There were five stories in total; six if you include the frame story. None of them were very good, but a couple were okay:

“Amateur Night” (directed by David Bruckner, written by David Bruckner & Nicholas Tecosky) was one of the okay ones. It’s about a group of college-aged boys that go bar hopping looking to hook up. One of them is wearing a pair of glasses with a built-in hidden camera, which his friends urge him to wear while having sex. They end up bringing back a pair of girls to their hotel room and things take a horrifying turn. I liked this one because the turn was kind of unique and actually scary.

Amateur Night

Hannah Fierman as Lily in “Amateur Night”

“Second Honeymoon” (written and directed by Ti West) is about a couple traveling through the southwest of America. One night as they’re about to go to sleep in their hotel room, a strange woman knocks at their door asking for a favor. The husband can’t put his finger on just why, but she frightens him. It is not the last they see of her. I wanted this one to be better as I was looking forward to Ti West’s short the most, but I never got into it, and the ending seemed to come out of nowhere.

“Tuesday the 17th” (written and directed by Glenn McQuaid) was my least favorite. Four teens go on a camping trip into the woods.  Bad things start happening. The characters were uninteresting, the danger they faced was not scary, and the acting was a little spotty, especially that of the lead actress..

Before I go on, I should mention that all of these shorts are found footage films, which you’d think would explain why they’re all on VHS tapes, but I’m not sure any of them were actually filmed on VHS, so how did all of them end up on the tape, especially the next one? Good question, Nic.
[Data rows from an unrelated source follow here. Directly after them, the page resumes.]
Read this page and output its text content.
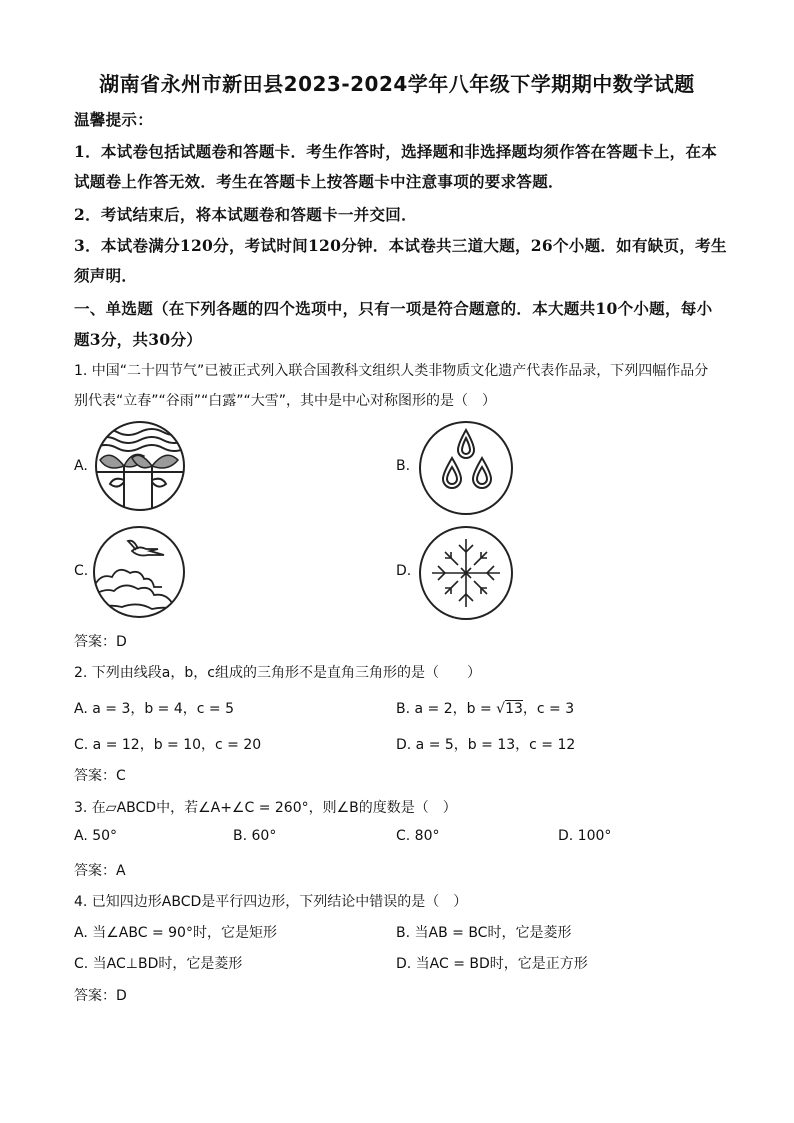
湖南省永州市新田县2023-2024学年八年级下学期期中数学试题
温馨提示：
1．本试卷包括试题卷和答题卡．考生作答时，选择题和非选择题均须作答在答题卡上，在本
试题卷上作答无效．考生在答题卡上按答题卡中注意事项的要求答题．
2．考试结束后，将本试题卷和答题卡一并交回．
3．本试卷满分120分，考试时间120分钟．本试卷共三道大题，26个小题．如有缺页，考生
须声明．
一、单选题（在下列各题的四个选项中，只有一项是符合题意的．本大题共10个小题，每小
题3分，共30分）
1. 中国“二十四节气”已被正式列入联合国教科文组织人类非物质文化遗产代表作品录，下列四幅作品分
别代表“立春”“谷雨”“白露”“大雪”，其中是中心对称图形的是（　）
A.	B.
C.	D.
答案：D
2. 下列由线段a，b，c组成的三角形不是直角三角形的是（　　）
A. a = 3，b = 4，c = 5	B. a = 2，b = √13，c = 3
C. a = 12，b = 10，c = 20	D. a = 5，b = 13，c = 12
答案：C
3. 在▱ABCD中，若∠A+∠C = 260°，则∠B的度数是（　）
A. 50°	B. 60°	C. 80°	D. 100°
答案：A
4. 已知四边形ABCD是平行四边形，下列结论中错误的是（　）
A. 当∠ABC = 90°时，它是矩形	B. 当AB = BC时，它是菱形
C. 当AC⊥BD时，它是菱形	D. 当AC = BD时，它是正方形
答案：D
Good question.

Helen Rogers as Emily in "The Sick Thing That Happened to Emily When She Was Younger"

Helen Rogers as Emily in “The Sick Thing That Happened to Emily When She Was Younger”

“The Sick Thing That Happened to Emily When She Was Younger” (directed by Joe Swanberg and written by Simon Barrett) may be my favorite. It was my girlfriend’s. The whole thing is a series of video-chat sessions between a couple. Emily has been hearing strange sounds in her apartment, but when she investigates, she finds nothing. One night while video chatting with her boyfriend, we see a small figure run up from behind her and slam her bedroom door shut. It’s a genuinely creepy moment because we see it happening and she doesn’t. That’s one of the cool things about the video-chat gimmick: the character is almost always facing away from the action, so we can see the impending danger while they can’t. It makes for a lot of tension. And like the “Amateur Night” short, this one has a unique ending.
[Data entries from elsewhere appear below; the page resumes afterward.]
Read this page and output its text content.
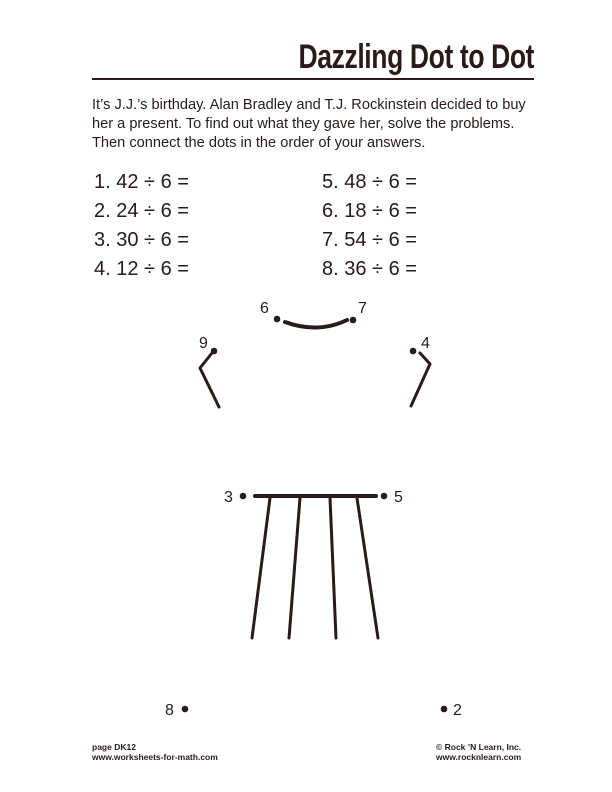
Dazzling Dot to Dot

It’s J.J.’s birthday. Alan Bradley and T.J. Rockinstein decided to buy her a present. To find out what they gave her, solve the problems. Then connect the dots in the order of your answers.

1. 42 ÷ 6 =
2. 24 ÷ 6 =
3. 30 ÷ 6 =
4. 12 ÷ 6 =
5. 48 ÷ 6 =
6. 18 ÷ 6 =
7. 54 ÷ 6 =
8. 36 ÷ 6 =
6	7
9	4
3	5
8	2
page DK12
www.worksheets-for-math.com
© Rock ’N Learn, Inc.
www.rocknlearn.com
“10/31/98” (written and directed by a group of filmmakers collectively known as Radio Silence) was pretty good. This one is about four friends on their way to a Halloween party, but they end up at the wrong house. There doesn’t seem to be a party going on there but once inside, things start going bump in the night, and they assume the party host has set up a haunted house experience for them, so they continue exploring. Not the greatest idea, dudes. There are some good horror tropes in this one like narrow hallways, lights that shut off, and doors that slam, all of which are effective in creating genuinely tense and scary moments.
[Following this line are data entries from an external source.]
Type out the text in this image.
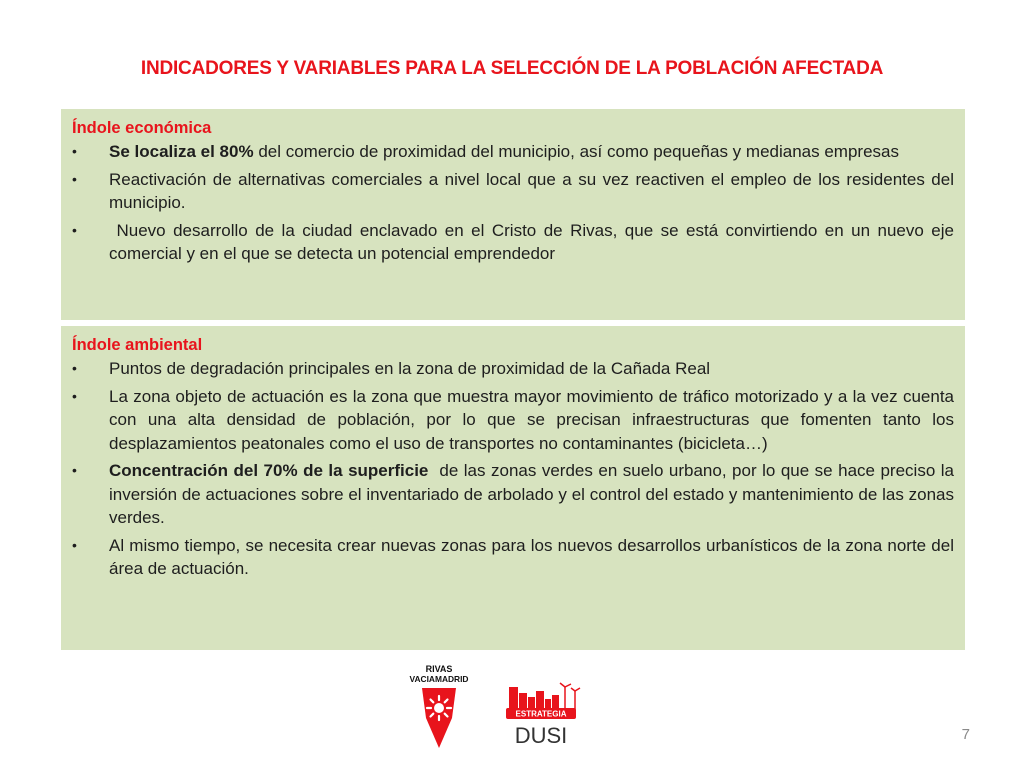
INDICADORES Y VARIABLES PARA LA SELECCIÓN DE LA POBLACIÓN AFECTADA
Índole económica
• Se localiza el 80% del comercio de proximidad del municipio, así como pequeñas y medianas empresas
• Reactivación de alternativas comerciales a nivel local que a su vez reactiven el empleo de los residentes del municipio.
• Nuevo desarrollo de la ciudad enclavado en el Cristo de Rivas, que se está convirtiendo en un nuevo eje comercial y en el que se detecta un potencial emprendedor
Índole ambiental
• Puntos de degradación principales en la zona de proximidad de la Cañada Real
• La zona objeto de actuación es la zona que muestra mayor movimiento de tráfico motorizado y a la vez cuenta con una alta densidad de población, por lo que se precisan infraestructuras que fomenten tanto los desplazamientos peatonales como el uso de transportes no contaminantes (bicicleta…)
• Concentración del 70% de la superficie  de las zonas verdes en suelo urbano, por lo que se hace preciso la inversión de actuaciones sobre el inventariado de arbolado y el control del estado y mantenimiento de las zonas verdes.
• Al mismo tiempo, se necesita crear nuevas zonas para los nuevos desarrollos urbanísticos de la zona norte del área de actuación.
RIVAS
VACIAMADRID
ESTRATEGIA
DUSI	7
I think what I’ve learned from V/H/S is that it’s not that easy to make an effective short horror film. There just isn’t much time with the characters to care about their fate, so if scary things happen, yeah they may frighten you a bit, but you don’t really care enough about the outcome. With no investment, there’s just not a whole lot of enjoyment. Still, I look forward to seeing this year’s horror anthology, The ABCs of Death, which actually features 26 short horror films. I’m not expecting to love it, but I am extremely curious what the experience will be like.

My Rating

It was OK.

 

V/H/S
Directors: Adam Wingard, David Bruckner, Ti West, Glenn McQuaid, Joe Swanberg, Radio Silence.
Writers: David Bruckner, Nicholas Tecosky, Ti West, Glenn McQuaid, Simon Barrett, Radio Silence.